Quali categorie di professionisti sono esonerate dalla prova preliminare del concorso per uditore giudiziario secondo il Decreto-Legge 234/2004?
Spiegato da FiscoAI
Il Decreto-Legge 234/2004 interviene sulla disciplina del concorso per uditore giudiziario, stabilendo nuove categorie di candidati che possono accedere direttamente alle prove successive senza sostenere la prova preliminare. Si applica ai concorsi banditi nel 2004 e successivamente, nonché retroattivamente a quelli già indetti alla data di entrata in vigore del decreto.
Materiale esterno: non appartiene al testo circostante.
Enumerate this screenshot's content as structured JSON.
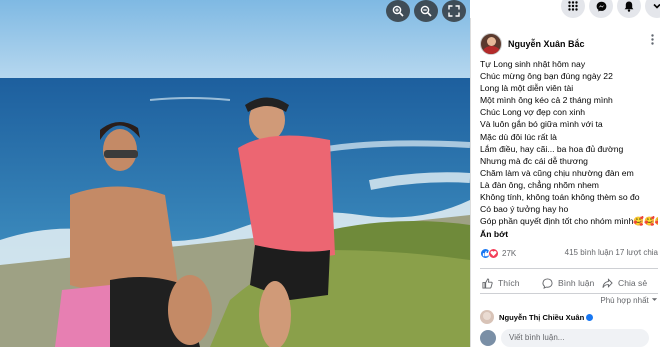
{
  "post": {
    "author": "Nguyễn Xuân Bắc",
    "lines": [
      "Tự Long sinh nhật hôm nay",
      "Chúc mừng ông bạn đúng ngày 22",
      "Long là một diễn viên tài",
      "Một mình ông kéo cả 2 tháng mình",
      "Chúc Long vợ đẹp con xinh",
      "Và luôn gắn bó giữa mình với ta",
      "Mặc dù đôi lúc rất là",
      "Lắm điều, hay cãi... ba hoa đủ đường",
      "Nhưng mà đc cái dễ thương",
      "Chăm làm và cũng chịu nhường đàn em",
      "Là đàn ông, chẳng nhõm nhem",
      "Không tính, không toán không thèm so đo",
      "Có bao ý tưởng hay ho",
      "Góp phần quyết định tốt cho nhóm mình🥰🥰🥰"
    ],
    "see_less": "Ẩn bớt"
  },
  "stats": {
    "reaction_count": "27K",
    "comments_shares": "415 bình luận  17 lượt chia"
  },
  "actions": {
    "like": "Thích",
    "comment": "Bình luận",
    "share": "Chia sẻ"
  },
  "comments": {
    "sort_label": "Phù hợp nhất",
    "first_commenter": "Nguyễn Thị Chiều Xuân",
    "input_placeholder": "Viết bình luận..."
  },
  "icons": {
    "zoom_in": "zoom-in-icon",
    "zoom_out": "zoom-out-icon",
    "fullscreen": "fullscreen-icon",
    "menu": "grid-menu-icon",
    "messenger": "messenger-icon",
    "notifications": "bell-icon",
    "account": "chevron-down-icon"
  },
  "colors": {
    "accent": "#1877f2",
    "love": "#f33e58",
    "text": "#050505",
    "secondary": "#65676b"
  }
}
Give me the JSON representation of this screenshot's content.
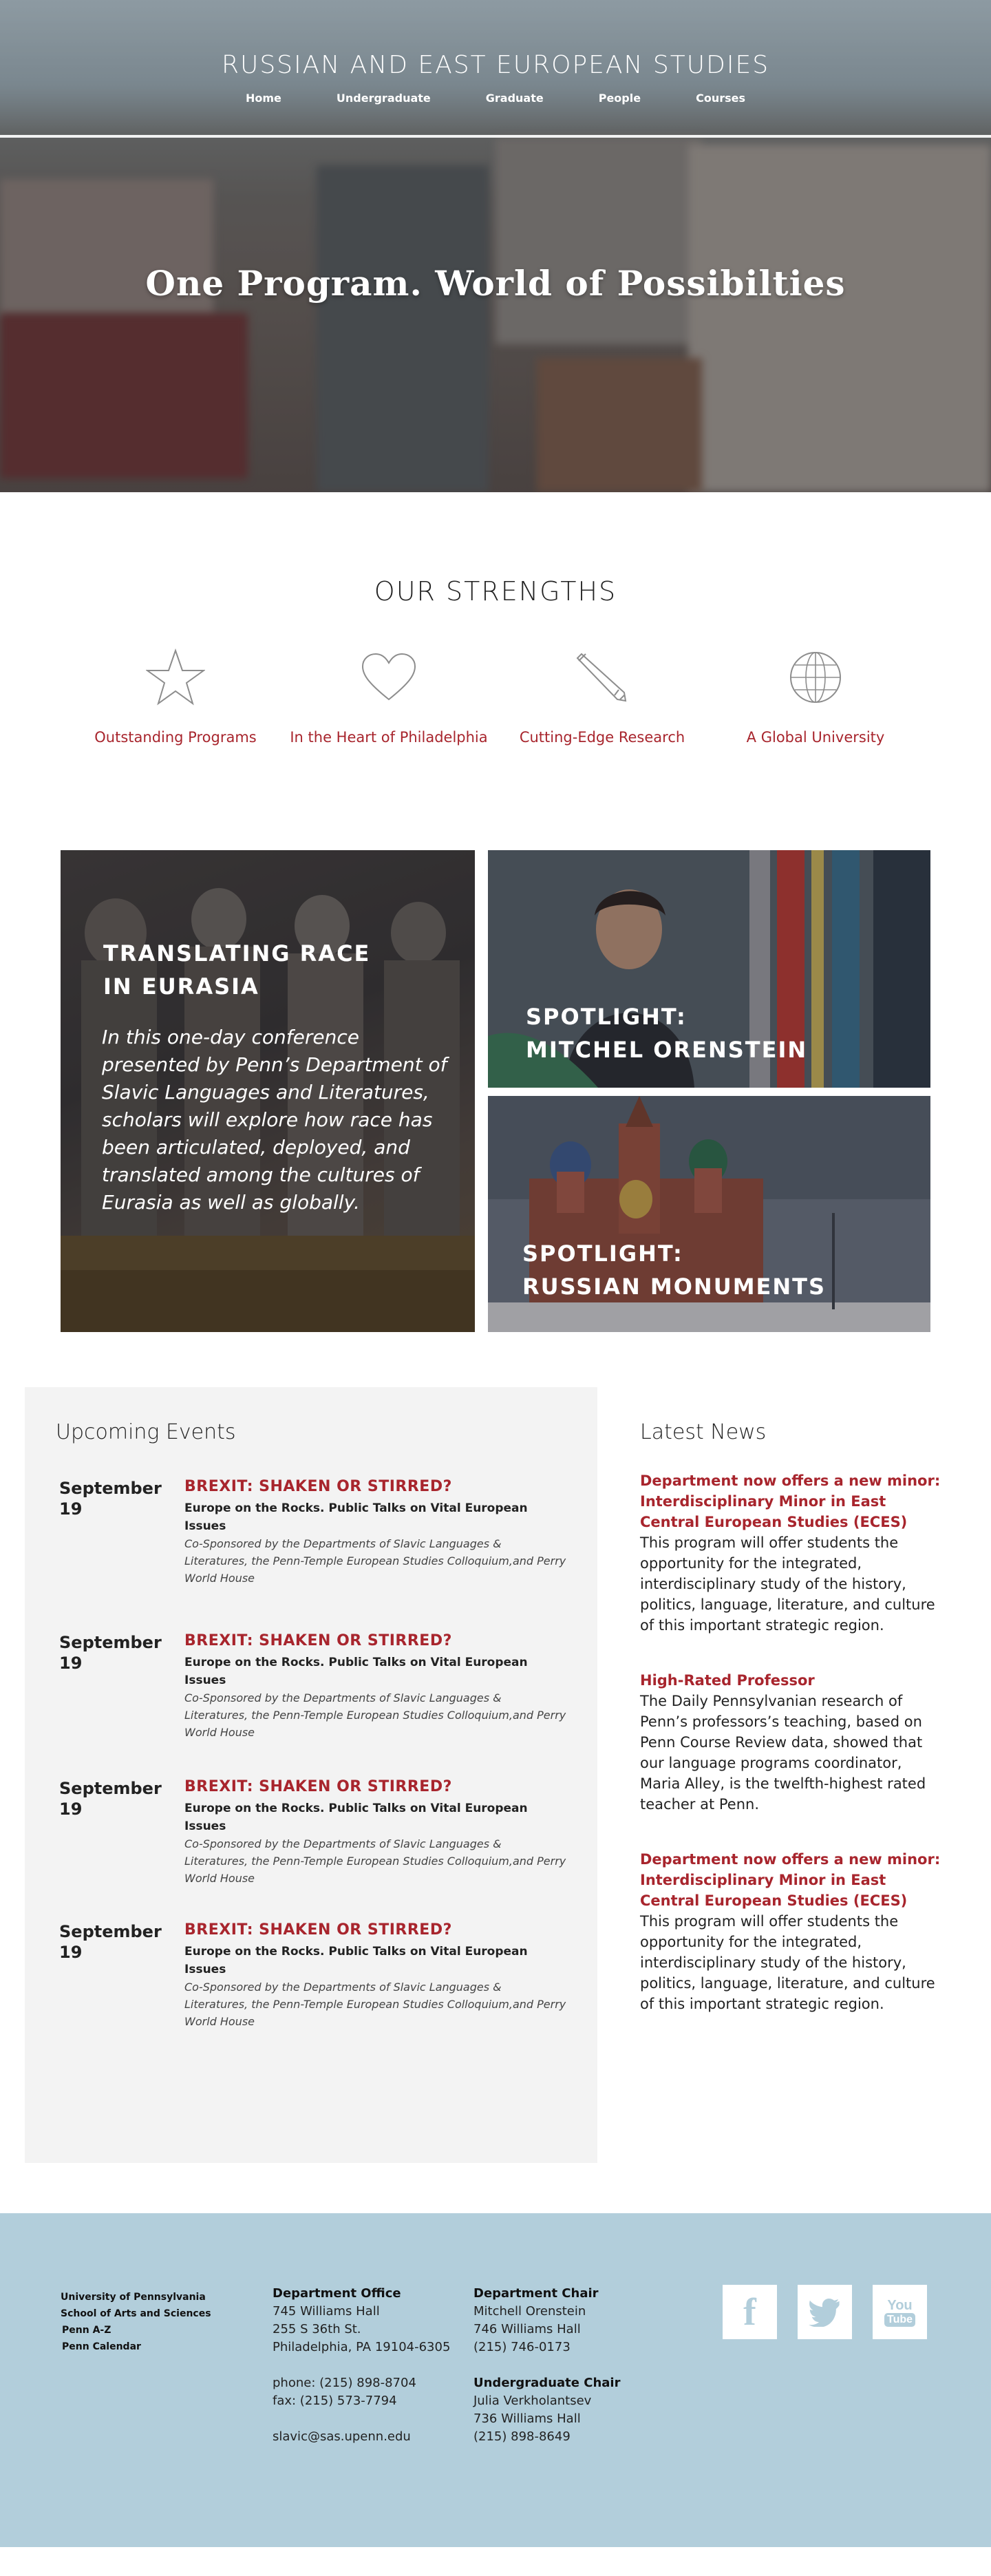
{
  "header": {
    "site_title": "RUSSIAN AND EAST EUROPEAN STUDIES",
    "nav": [
      "Home",
      "Undergraduate",
      "Graduate",
      "People",
      "Courses"
    ],
    "headline": "One Program. World of Possibilties"
  },
  "strengths": {
    "title": "OUR STRENGTHS",
    "items": [
      {
        "icon": "star-icon",
        "label": "Outstanding Programs"
      },
      {
        "icon": "heart-icon",
        "label": "In the Heart of Philadelphia"
      },
      {
        "icon": "pencil-icon",
        "label": "Cutting-Edge Research"
      },
      {
        "icon": "globe-icon",
        "label": "A Global University"
      }
    ]
  },
  "features": {
    "main": {
      "title_line1": "TRANSLATING RACE",
      "title_line2": "IN EURASIA",
      "text": "In this one-day conference presented by Penn’s Department of Slavic Languages and Literatures, scholars will explore how race has been articulated, deployed, and translated among the cultures of Eurasia as well as globally."
    },
    "spotlight1": {
      "line1": "SPOTLIGHT:",
      "line2": "MITCHEL ORENSTEIN"
    },
    "spotlight2": {
      "line1": "SPOTLIGHT:",
      "line2": "RUSSIAN MONUMENTS"
    }
  },
  "events": {
    "title": "Upcoming Events",
    "items": [
      {
        "month": "September",
        "day": "19",
        "title": "BREXIT: SHAKEN OR STIRRED?",
        "subtitle": "Europe on the Rocks. Public Talks on Vital European Issues",
        "note": "Co-Sponsored by the Departments of Slavic Languages & Literatures, the Penn-Temple European Studies Colloquium,and Perry World House"
      },
      {
        "month": "September",
        "day": "19",
        "title": "BREXIT: SHAKEN OR STIRRED?",
        "subtitle": "Europe on the Rocks. Public Talks on Vital European Issues",
        "note": "Co-Sponsored by the Departments of Slavic Languages & Literatures, the Penn-Temple European Studies Colloquium,and Perry World House"
      },
      {
        "month": "September",
        "day": "19",
        "title": "BREXIT: SHAKEN OR STIRRED?",
        "subtitle": "Europe on the Rocks. Public Talks on Vital European Issues",
        "note": "Co-Sponsored by the Departments of Slavic Languages & Literatures, the Penn-Temple European Studies Colloquium,and Perry World House"
      },
      {
        "month": "September",
        "day": "19",
        "title": "BREXIT: SHAKEN OR STIRRED?",
        "subtitle": "Europe on the Rocks. Public Talks on Vital European Issues",
        "note": "Co-Sponsored by the Departments of Slavic Languages & Literatures, the Penn-Temple European Studies Colloquium,and Perry World House"
      }
    ]
  },
  "news": {
    "title": "Latest News",
    "items": [
      {
        "title": "Department now offers a new minor: Interdisciplinary Minor in East Central European Studies (ECES)",
        "text": "This program will offer students the opportunity for the integrated, interdisciplinary study of the history, politics, language, literature, and culture of this important strategic region."
      },
      {
        "title": "High-Rated Professor",
        "text": "The Daily Pennsylvanian research of Penn’s professors’s teaching, based on Penn Course Review data, showed that our language programs coordinator, Maria Alley, is the twelfth-highest rated teacher at Penn."
      },
      {
        "title": "Department now offers a new minor: Interdisciplinary Minor in East Central European Studies (ECES)",
        "text": "This program will offer students the opportunity for the integrated, interdisciplinary study of the history, politics, language, literature, and culture of this important strategic region."
      }
    ]
  },
  "footer": {
    "links": [
      "University of Pennsylvania",
      "School of Arts and Sciences",
      "Penn A-Z",
      "Penn Calendar"
    ],
    "office": {
      "heading": "Department Office",
      "address": [
        "745 Williams Hall",
        "255 S 36th St.",
        "Philadelphia, PA 19104-6305"
      ],
      "phone": "phone: (215) 898-8704",
      "fax": "fax: (215) 573-7794",
      "email": "slavic@sas.upenn.edu"
    },
    "chair": {
      "heading": "Department Chair",
      "lines": [
        "Mitchell Orenstein",
        "746 Williams Hall",
        "(215) 746-0173"
      ]
    },
    "ug_chair": {
      "heading": "Undergraduate Chair",
      "lines": [
        "Julia Verkholantsev",
        "736 Williams Hall",
        "(215) 898-8649"
      ]
    },
    "socials": [
      {
        "icon": "facebook-icon",
        "glyph": "f"
      },
      {
        "icon": "twitter-icon",
        "glyph": ""
      },
      {
        "icon": "youtube-icon",
        "glyph_top": "You",
        "glyph_bottom": "Tube"
      }
    ],
    "social_icon_color": "#b2cedb"
  },
  "colors": {
    "accent": "#a8252d",
    "footer_bg": "#b2cedb",
    "events_bg": "#f3f3f3"
  }
}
Le categorie esonerate sono: avvocati abilitati all'esercizio della professione forense; laureati in giurisprudenza che hanno svolto funzioni di magistrato onorario per almeno quattro anni senza demerito; dottori di ricerca in materie giuridiche; e specializzati presso scuole di specializzazione giuridica riconosciute. Questa norma risponde a pronunce della giustizia amministrativa che richiedevano il riconoscimento di specifici percorsi formativi e professionali. Il decreto inoltre prolunga da tre a quattro anni il termine entro cui i concorsi devono essere banditi e consente la riapertura dei termini di partecipazione ai bandi già pubblicati, garantendo pari opportunità ai candidati che rientrano nelle nuove categorie.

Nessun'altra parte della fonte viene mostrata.